Menurut HNW, praktik beragama seperti ini merupakan tradisi yang telah dicontohkan oleh para founding fathers bangsa Indonesia sejak dulu. Dalam konteks sejarah, setidaknya ada banyak ajaran Islam dan peristiwa penting di dalam Islam yang melekat dalam sejarah bangsa Indonesia.
“Karena proklamasi Kemerdekaan bangsa dan negara Indonesia itu ternyata juga dikumandangkan pada tanggal 9 Ramadhan 1364 Hijriah,” tuturnya.

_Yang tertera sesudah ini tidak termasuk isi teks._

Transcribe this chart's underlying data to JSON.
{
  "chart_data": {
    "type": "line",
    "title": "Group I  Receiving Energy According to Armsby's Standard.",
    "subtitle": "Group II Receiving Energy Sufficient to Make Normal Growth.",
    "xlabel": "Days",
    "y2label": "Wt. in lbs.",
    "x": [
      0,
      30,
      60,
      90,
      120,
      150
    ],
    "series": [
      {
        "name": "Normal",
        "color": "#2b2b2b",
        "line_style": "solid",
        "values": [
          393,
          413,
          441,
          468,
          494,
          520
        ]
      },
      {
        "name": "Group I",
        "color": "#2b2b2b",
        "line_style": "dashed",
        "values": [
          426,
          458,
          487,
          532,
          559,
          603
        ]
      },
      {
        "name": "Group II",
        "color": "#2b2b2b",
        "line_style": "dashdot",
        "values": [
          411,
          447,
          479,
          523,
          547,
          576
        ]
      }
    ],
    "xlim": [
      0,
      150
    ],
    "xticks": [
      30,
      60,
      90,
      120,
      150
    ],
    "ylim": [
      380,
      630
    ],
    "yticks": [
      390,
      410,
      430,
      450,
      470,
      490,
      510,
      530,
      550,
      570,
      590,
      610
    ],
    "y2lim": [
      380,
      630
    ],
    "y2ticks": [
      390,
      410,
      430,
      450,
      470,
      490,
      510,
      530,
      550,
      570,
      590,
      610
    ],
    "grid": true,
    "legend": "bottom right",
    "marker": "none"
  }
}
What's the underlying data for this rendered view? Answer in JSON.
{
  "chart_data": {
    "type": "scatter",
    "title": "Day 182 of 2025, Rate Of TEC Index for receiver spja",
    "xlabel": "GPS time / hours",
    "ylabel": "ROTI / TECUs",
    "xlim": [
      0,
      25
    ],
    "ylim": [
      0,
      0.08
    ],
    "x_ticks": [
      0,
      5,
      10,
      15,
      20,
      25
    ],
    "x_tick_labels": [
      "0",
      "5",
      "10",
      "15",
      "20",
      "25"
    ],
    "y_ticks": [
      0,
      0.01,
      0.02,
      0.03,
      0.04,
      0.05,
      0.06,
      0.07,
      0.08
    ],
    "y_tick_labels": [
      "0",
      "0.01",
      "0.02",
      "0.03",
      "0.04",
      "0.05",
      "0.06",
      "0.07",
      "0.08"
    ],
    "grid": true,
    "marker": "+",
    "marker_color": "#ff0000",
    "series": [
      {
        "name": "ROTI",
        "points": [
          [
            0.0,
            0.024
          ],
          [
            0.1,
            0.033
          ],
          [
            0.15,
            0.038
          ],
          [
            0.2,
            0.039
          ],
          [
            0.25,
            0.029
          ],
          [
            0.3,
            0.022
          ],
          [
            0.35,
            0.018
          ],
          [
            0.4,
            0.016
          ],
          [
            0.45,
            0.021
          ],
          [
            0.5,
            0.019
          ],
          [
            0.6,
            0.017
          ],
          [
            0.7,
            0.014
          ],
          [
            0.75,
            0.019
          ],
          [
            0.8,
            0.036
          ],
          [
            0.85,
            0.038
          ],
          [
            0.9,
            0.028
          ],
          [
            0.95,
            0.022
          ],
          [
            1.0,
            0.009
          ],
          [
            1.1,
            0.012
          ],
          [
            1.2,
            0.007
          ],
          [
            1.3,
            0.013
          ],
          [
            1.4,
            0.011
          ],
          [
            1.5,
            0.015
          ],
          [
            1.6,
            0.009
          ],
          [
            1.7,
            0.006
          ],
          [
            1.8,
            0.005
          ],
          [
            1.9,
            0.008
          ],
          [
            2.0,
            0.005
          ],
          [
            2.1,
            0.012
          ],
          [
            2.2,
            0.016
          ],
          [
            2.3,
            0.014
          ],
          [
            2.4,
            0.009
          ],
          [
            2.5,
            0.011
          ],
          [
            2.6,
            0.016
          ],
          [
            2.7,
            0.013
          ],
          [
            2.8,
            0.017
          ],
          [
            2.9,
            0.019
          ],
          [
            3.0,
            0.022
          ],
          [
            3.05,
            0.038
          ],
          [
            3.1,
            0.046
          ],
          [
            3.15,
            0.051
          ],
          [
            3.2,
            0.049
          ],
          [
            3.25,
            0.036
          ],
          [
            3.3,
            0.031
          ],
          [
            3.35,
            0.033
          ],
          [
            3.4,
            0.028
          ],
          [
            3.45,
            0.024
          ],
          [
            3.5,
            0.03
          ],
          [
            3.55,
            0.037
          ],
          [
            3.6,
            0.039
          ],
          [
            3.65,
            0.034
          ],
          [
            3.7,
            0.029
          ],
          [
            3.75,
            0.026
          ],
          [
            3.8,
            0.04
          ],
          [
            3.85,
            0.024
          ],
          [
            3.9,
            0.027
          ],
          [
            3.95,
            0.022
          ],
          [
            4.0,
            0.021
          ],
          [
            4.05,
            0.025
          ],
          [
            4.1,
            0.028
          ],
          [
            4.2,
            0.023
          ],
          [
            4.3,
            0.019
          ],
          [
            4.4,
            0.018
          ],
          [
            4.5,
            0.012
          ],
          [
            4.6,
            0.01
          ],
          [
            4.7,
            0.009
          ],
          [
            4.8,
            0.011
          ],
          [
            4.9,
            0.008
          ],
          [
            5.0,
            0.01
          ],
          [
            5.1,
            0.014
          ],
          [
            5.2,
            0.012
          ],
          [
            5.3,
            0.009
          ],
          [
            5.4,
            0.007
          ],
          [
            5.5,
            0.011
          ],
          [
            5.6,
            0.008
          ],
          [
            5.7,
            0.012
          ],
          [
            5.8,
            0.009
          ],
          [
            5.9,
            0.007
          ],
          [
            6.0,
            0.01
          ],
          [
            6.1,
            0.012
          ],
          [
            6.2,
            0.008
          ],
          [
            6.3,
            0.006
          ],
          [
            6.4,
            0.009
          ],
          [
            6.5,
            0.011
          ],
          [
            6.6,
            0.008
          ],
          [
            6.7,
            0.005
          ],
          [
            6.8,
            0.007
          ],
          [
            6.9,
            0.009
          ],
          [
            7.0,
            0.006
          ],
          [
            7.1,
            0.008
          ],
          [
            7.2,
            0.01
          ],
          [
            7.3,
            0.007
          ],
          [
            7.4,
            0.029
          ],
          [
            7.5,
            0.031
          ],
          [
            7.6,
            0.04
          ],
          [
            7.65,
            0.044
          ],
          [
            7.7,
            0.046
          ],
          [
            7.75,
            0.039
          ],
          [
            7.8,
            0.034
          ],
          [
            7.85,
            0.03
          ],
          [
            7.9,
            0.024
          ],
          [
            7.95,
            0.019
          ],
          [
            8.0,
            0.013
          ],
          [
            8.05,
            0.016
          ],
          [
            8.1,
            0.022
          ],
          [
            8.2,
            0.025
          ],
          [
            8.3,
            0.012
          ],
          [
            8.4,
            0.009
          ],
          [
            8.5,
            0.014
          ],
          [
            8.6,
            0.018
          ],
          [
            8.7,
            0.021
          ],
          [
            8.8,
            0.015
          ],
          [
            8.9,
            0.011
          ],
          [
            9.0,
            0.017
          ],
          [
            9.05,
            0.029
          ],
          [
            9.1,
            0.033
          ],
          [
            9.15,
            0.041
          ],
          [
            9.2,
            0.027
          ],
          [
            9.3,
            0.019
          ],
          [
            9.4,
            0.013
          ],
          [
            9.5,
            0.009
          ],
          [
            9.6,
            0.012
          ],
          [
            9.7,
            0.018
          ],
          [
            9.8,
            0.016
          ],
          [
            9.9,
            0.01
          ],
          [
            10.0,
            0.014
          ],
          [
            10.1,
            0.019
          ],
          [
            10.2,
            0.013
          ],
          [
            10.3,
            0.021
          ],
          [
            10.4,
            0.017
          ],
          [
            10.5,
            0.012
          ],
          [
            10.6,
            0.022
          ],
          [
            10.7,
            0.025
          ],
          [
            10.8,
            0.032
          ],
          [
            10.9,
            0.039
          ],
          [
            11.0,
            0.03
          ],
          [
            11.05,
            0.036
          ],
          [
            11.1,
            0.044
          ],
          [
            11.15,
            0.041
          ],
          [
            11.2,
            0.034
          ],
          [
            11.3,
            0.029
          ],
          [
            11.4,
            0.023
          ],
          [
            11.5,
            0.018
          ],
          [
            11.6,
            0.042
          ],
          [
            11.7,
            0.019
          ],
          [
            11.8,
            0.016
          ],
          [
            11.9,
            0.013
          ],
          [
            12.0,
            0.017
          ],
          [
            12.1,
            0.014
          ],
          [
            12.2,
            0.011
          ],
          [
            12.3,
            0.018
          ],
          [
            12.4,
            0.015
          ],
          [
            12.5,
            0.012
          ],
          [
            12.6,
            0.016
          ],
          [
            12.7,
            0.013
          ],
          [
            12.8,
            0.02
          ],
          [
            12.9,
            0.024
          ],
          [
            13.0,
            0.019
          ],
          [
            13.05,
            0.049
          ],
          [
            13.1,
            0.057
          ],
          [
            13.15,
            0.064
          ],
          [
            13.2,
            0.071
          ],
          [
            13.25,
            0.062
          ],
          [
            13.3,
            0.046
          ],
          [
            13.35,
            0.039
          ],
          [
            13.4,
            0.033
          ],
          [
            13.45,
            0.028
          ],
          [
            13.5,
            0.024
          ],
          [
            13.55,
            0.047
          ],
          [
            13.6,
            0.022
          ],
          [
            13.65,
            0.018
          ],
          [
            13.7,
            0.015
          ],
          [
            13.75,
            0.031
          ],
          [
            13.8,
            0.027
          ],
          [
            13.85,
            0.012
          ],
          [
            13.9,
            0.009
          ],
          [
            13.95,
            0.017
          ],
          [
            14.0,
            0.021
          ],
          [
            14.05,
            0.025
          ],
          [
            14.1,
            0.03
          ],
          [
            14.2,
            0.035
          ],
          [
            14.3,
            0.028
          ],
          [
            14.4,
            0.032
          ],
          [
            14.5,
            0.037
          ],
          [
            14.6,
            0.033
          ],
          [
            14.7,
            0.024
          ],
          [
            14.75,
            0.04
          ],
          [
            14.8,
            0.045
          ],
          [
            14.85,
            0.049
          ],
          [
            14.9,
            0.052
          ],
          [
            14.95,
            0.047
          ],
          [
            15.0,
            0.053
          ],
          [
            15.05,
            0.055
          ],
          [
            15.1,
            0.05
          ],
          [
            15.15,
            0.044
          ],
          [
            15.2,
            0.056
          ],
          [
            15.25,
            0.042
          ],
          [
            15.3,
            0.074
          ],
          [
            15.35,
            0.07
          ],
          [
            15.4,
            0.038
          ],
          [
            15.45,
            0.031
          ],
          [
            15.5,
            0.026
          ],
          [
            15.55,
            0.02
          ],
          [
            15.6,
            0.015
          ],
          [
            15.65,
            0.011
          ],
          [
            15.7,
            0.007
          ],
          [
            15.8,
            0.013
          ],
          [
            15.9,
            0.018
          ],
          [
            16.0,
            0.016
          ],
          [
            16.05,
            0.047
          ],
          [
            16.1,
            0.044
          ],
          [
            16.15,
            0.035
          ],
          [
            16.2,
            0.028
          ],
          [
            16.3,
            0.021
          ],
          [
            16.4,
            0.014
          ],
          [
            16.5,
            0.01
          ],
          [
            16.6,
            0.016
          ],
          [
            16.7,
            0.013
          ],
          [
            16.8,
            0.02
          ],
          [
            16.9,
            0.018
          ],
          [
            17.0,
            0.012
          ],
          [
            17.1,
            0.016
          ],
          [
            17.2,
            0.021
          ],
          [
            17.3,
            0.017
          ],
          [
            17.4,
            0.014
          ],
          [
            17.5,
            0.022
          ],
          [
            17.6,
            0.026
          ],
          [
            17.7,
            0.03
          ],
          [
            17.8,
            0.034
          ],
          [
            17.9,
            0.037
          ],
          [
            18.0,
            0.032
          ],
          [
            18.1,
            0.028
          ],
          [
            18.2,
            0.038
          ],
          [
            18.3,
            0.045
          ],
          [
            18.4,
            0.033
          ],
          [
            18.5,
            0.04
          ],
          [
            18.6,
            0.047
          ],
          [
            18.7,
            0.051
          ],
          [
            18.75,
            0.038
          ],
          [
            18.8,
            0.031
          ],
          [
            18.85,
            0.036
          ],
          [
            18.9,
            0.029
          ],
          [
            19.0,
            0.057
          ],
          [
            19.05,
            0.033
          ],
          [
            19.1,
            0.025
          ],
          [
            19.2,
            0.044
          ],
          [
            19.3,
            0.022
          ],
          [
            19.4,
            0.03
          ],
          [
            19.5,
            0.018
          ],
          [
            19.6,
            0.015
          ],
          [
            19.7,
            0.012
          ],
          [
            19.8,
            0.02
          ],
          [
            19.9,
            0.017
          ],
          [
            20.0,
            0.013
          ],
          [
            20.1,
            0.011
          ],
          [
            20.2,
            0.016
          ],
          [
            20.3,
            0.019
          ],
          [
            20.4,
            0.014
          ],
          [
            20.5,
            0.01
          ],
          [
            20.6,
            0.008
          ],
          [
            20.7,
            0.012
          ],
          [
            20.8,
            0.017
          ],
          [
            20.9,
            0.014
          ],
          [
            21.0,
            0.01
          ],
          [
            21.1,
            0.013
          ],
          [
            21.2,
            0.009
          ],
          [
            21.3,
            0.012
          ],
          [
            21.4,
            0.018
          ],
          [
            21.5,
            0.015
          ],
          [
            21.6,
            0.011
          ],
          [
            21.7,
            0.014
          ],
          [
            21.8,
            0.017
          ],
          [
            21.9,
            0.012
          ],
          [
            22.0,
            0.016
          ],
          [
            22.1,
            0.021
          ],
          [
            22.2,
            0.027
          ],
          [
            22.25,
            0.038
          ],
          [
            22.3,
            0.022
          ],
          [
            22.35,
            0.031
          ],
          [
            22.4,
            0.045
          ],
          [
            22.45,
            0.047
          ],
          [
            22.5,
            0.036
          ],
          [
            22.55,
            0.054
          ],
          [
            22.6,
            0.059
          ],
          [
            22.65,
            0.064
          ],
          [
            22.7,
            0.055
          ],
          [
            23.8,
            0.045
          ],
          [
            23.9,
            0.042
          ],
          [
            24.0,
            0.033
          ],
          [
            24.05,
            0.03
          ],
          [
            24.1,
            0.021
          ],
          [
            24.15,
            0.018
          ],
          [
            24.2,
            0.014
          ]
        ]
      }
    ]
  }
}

“Itu penting dimaknai bahwa dengan Ramadhan, maka umat Islam dan bangsa Indonesia diingatkan peran menyejarah dan konstruktif umat Islam dalam menghadirkan dan menjaga Indonesia Merdeka, agar generasi sekarang tidak buta sejarah, dan terjebak pada Islamofobia maupun Indonesiafobia,” tambahnya.
HNW menegaskan bahwa pengalaman ibadah dan kegiatan sosial selama sebulan di bulan Ramadhan ini seharusnya bisa menunjukan bahwa Islam benar-benar agama praksis yang rahmatan lil alamin (rahmat untuk seluruh alam), sehingga dapat menjadi bekal untuk memajukan kehidupan Umat dan bangsa di bulan-bulan berikutnya, sehingga bertemu kembali dengan Ramadhan di tahun depan.
“Itu akan semakin bisa dilaksanakan dengan kerja sama yang baik antara seluruh komponen umat dan bangsa, baik yang di organisasi kemasyarakat Islam dan organisasi politik Islam maupun yang ada di parlemen,” jelasnya.